NCLEX-RN
NCLEX RN Exam Review Answers
1. The parent of an infant diagnosed with gastroesophageal reflux disease is receiving feeding instructions from the nurse. Which instruction should the nurse give to the parent to assist in reducing the episodes of emesis?
- A. Provide smaller, more frequent feedings.
- B. Burp the infant frequently during feedings.
- C. Thin the feedings by adding water to the formula.
- D. Thicken the feedings by adding rice cereal to the formula.
Correct answer: D
Rationale: Gastroesophageal reflux disease involves the backward flow of gastric contents into the esophagus due to sphincter issues. To reduce episodes of emesis, it is recommended to thicken feedings by adding rice cereal to the formula. This helps to weigh down the contents in the stomach, making regurgitation less likely. Providing smaller, more frequent feedings and burping the infant frequently are beneficial strategies for gastroesophageal reflux. However, in this case, thickening the feedings is the most appropriate intervention. Thinning the feedings by adding water to the formula is not recommended as it can decrease the caloric density of the formula and may not help in reducing reflux.
2. The nurse is reviewing the record of a child diagnosed with nephrotic syndrome. The nurse should expect to note which finding documented in the child's record?
- A. Polyuria
- B. Weight gain
- C. Hypotension
- D. Grossly bloody urine
Correct answer: B
Rationale: In nephrotic syndrome, a key finding documented in the child's record is weight gain due to massive edema. While urine may appear dark, foamy, and frothy, grossly bloody urine is not expected as only microscopic hematuria is present. Additionally, urine output is decreased, and hypertension is likely to be present.

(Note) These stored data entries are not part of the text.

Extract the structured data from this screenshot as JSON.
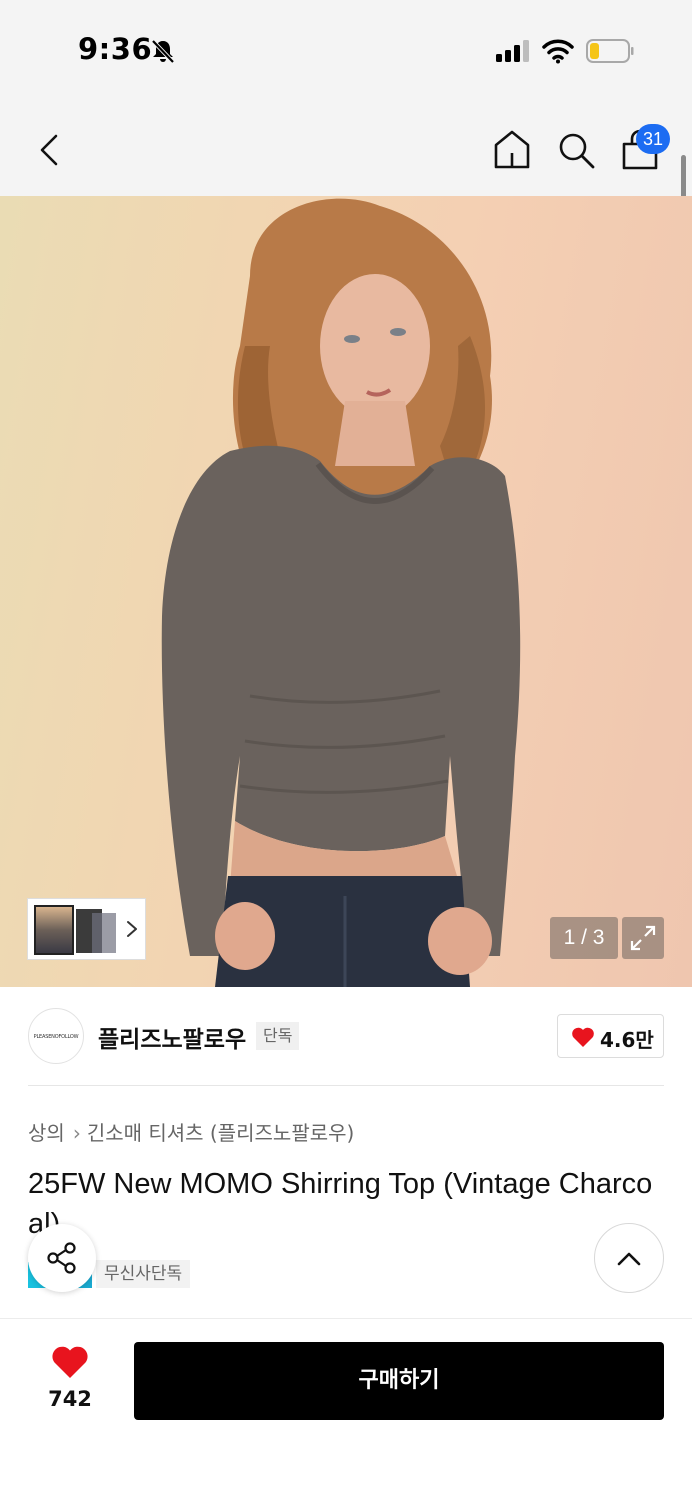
{
  "status_bar": {
    "time": "9:36",
    "icons": [
      "bell-off-icon",
      "signal-icon",
      "wifi-icon",
      "battery-icon"
    ]
  },
  "nav": {
    "icons": [
      "back-icon",
      "home-icon",
      "search-icon",
      "cart-icon"
    ],
    "cart_count": "31"
  },
  "gallery": {
    "counter": "1 / 3",
    "current_page": 1,
    "total_pages": 3
  },
  "brand": {
    "logo_text": "PLEASENOFOLLOW",
    "name": "플리즈노팔로우",
    "tag": "단독",
    "likes": "4.6만"
  },
  "product": {
    "breadcrumb": [
      "상의",
      "긴소매 티셔츠 (플리즈노팔로우)"
    ],
    "title": "25FW New MOMO Shirring Top (Vintage Charcoal)",
    "exclusive_label": "무신사단독"
  },
  "bottom_bar": {
    "wish_count": "742",
    "buy_label": "구매하기"
  },
  "colors": {
    "accent_red": "#e8141e",
    "badge_blue": "#1c6cf2",
    "buy_button": "#000000"
  }
}
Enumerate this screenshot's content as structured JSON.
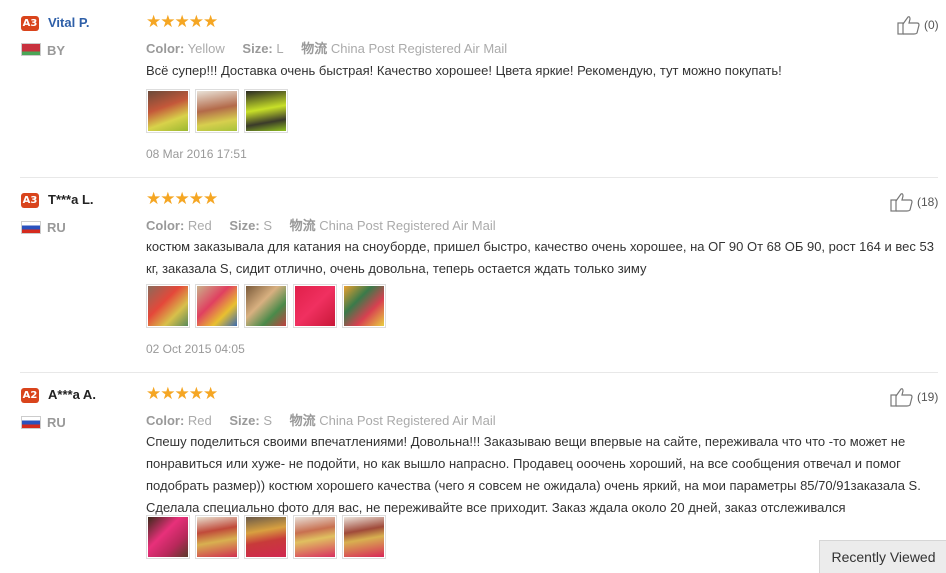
{
  "reviews": [
    {
      "level": "A3",
      "name": "Vital P.",
      "country": "BY",
      "stars": "★★★★★",
      "color_label": "Color:",
      "color": "Yellow",
      "size_label": "Size:",
      "size": "L",
      "shipping_label": "物流",
      "shipping": "China Post Registered Air Mail",
      "text": "Всё супер!!! Доставка очень быстрая! Качество хорошее! Цвета яркие! Рекомендую, тут можно покупать!",
      "photos": 3,
      "date": "08 Mar 2016 17:51",
      "likes": "(0)"
    },
    {
      "level": "A3",
      "name": "T***a L.",
      "country": "RU",
      "stars": "★★★★★",
      "color_label": "Color:",
      "color": "Red",
      "size_label": "Size:",
      "size": "S",
      "shipping_label": "物流",
      "shipping": "China Post Registered Air Mail",
      "text": "костюм заказывала для катания на сноуборде, пришел быстро, качество очень хорошее, на ОГ 90 От 68 ОБ 90, рост 164 и вес 53 кг, заказала S, сидит отлично, очень довольна, теперь остается ждать только зиму",
      "photos": 5,
      "date": "02 Oct 2015 04:05",
      "likes": "(18)"
    },
    {
      "level": "A2",
      "name": "A***a A.",
      "country": "RU",
      "stars": "★★★★★",
      "color_label": "Color:",
      "color": "Red",
      "size_label": "Size:",
      "size": "S",
      "shipping_label": "物流",
      "shipping": "China Post Registered Air Mail",
      "text": "Спешу поделиться своими впечатлениями! Довольна!!! Заказываю вещи впервые на сайте, переживала что что -то может не понравиться или хуже- не подойти, но как вышло напрасно. Продавец ооочень хороший, на все сообщения отвечал и помог подобрать размер)) костюм хорошего качества (чего я совсем не ожидала) очень яркий, на мои параметры 85/70/91заказала S. Сделала специально фото для вас, не переживайте все приходит. Заказ ждала около 20 дней, заказ отслеживался",
      "photos": 5,
      "likes": "(19)"
    }
  ],
  "recently_viewed": "Recently Viewed",
  "colors": {
    "badge": "#d9441c",
    "star": "#f5a623",
    "name_blue": "#2e5fa8"
  }
}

Therefore, the correct answer is weight gain as it aligns with the characteristic presentation of nephrotic syndrome.
3. What is a priority problem for a child with severe edema caused by nephrotic syndrome?
- A. Risk for constipation
- B. Risk for skin breakdown
- C. Inability to regulate body temperature
- D. Consuming more calories or nutrients than the body requires
Correct answer: B
Rationale: In nephrotic syndrome, characterized by massive proteinuria, hypoalbuminemia, and edema, a child with severe edema is at high risk for skin breakdown. The priority concern is to prevent skin breakdown by cleaning skin surfaces and ensuring adequate separation with clothing to avoid irritation. The child with nephrotic syndrome is typically anorexic, making consuming more calories or nutrients than necessary not a concern. Risk for constipation and inability to regulate body temperature are not primary issues associated with edema caused by nephrotic syndrome.
4. A 45-year-old woman is prescribed ropinirole (Requip) for Parkinson's Disease. The patient is living at home with her daughter. The nurse is most concerned about which side effect of ropinirole?
- A. Slurred speech
- B. Sudden dizziness
- C. Mask-like facial expression
- D. Stooped posture
Correct answer: B
Rationale: The correct answer is 'Sudden dizziness.' Dizziness and orthostatic hypotension are serious adverse effects of ropinirole that can lead to an increased risk of falls. Ropinirole belongs to the drug class of dopamine agonists, which mimic dopamine in the brain (Parkinson's Disease is characterized by a lack of dopamine). 'Slurred speech' is not a common side effect of ropinirole. 'Mask-like facial expression' and 'Stooped posture' are more associated with the progression of Parkinson's Disease itself rather than a side effect of ropinirole.
5. The home health nurse visits a male client to provide wound care and finds the client lethargic and confused. His wife states he fell down the stairs two (2) hours ago. The nurse should
- A. Place a call to the client's healthcare provider for instructions
- B. Send him to the emergency room for evaluation
- C. Reassure the client's wife that the symptoms are transient
- D. Instruct the client's wife to call the doctor if his symptoms become worse
Correct answer: B
Rationale: In this scenario, the client is presenting with concerning symptoms of lethargy and confusion after a fall. These symptoms could indicate a serious underlying issue, such as a head injury or internal bleeding. The nurse's priority is to ensure the client receives immediate evaluation and treatment to prevent any further harm. Option B is the correct choice as it emphasizes the urgency of the situation. Choices A, C, and D are incorrect because they do not address the critical nature of the client's condition. Contacting the healthcare provider, reassuring the wife, or waiting for symptoms to worsen could delay necessary medical intervention.